The use of the watch is straightforward. A wearer simply taps the button on the face of the watch to close a circuit and get an ECG reading. After comparing the sample to a previously recorded, “key” ECG, the watch unlocks and can be used for Bitcoin expenditure. Nymi then allows the user to use all the hardware and software development the watch utilizes, mainly by interfacing via smartphone using Bluetooth. The session stays open until the watch is taken off, and the Nymi’s battery can last up to seven days before requiring a recharge.
The sticking point for Bionym in making the watch really profitable is that not many vendors have the technology or hardware to accept its payment system, despite the company’s crusade to push third parties into building products to facilitate its catching on.

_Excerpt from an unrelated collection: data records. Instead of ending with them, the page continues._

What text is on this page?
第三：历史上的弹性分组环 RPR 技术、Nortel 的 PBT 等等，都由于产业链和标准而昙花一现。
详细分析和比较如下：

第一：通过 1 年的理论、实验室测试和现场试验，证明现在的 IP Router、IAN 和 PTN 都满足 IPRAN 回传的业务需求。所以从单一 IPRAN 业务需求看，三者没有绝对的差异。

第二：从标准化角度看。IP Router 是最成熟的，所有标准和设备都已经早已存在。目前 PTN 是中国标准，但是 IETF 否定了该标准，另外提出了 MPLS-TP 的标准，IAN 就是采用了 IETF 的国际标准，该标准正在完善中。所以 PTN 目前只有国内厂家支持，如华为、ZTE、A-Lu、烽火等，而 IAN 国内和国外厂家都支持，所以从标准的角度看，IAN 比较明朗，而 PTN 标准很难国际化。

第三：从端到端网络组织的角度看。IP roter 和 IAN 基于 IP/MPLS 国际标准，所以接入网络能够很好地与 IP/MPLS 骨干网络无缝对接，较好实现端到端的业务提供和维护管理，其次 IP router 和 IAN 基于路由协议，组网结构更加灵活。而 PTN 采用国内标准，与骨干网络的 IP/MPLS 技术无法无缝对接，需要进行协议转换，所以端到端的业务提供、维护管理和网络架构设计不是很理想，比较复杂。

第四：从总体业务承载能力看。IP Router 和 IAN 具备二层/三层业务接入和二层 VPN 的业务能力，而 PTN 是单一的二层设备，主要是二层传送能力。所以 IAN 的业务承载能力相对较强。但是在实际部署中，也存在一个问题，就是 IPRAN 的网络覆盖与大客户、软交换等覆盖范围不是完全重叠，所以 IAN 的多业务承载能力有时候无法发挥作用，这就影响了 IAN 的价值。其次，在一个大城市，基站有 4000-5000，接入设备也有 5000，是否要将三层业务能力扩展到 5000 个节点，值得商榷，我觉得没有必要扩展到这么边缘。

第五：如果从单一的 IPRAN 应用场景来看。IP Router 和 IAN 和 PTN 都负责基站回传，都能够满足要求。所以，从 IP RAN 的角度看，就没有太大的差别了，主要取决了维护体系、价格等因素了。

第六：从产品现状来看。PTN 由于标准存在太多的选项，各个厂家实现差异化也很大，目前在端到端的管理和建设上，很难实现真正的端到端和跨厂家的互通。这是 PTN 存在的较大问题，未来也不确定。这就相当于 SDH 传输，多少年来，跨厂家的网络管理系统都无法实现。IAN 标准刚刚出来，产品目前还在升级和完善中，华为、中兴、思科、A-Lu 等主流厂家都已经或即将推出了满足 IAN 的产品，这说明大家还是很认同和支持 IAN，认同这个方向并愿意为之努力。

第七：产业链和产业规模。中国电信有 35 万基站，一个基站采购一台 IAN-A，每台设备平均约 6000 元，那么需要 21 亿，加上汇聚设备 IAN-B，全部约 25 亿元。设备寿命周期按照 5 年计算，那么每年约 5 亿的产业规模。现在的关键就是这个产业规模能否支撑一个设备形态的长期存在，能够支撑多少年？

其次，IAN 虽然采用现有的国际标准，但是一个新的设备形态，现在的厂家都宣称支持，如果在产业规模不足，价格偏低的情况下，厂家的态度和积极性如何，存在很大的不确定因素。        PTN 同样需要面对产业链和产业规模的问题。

The Nymi also helps dispel Bitcoin as an untrustworthy cryptocurrency, helping to hoist it from the stigma that an ungoverned, illicit payments system is only used for the dubious aims of buying drugs and other illegal affairs. Traditionally, if one’s encryption code somehow gets hacked or is compromised in another way, there is literally no way to trace or catch the thief. Nymi solves this problem with flying colors.
Nymi will have a rough, uphill road as it attempts to compete with longstanding wallet systems like Coinbase, but by marrying biometric security with virtual currency, Biodyn makes a strong case for a ubiquitous, “smart” money system.
Also, as other smartwatches like Apple’s iWatch and Sony’s SmartWatch gain additional steam and media attention, it will be interesting to see what sort of wrist-mounted technology design consumers gravitate toward.
And to think, we used to be satisfied with just clocks on this prime area of body real estate.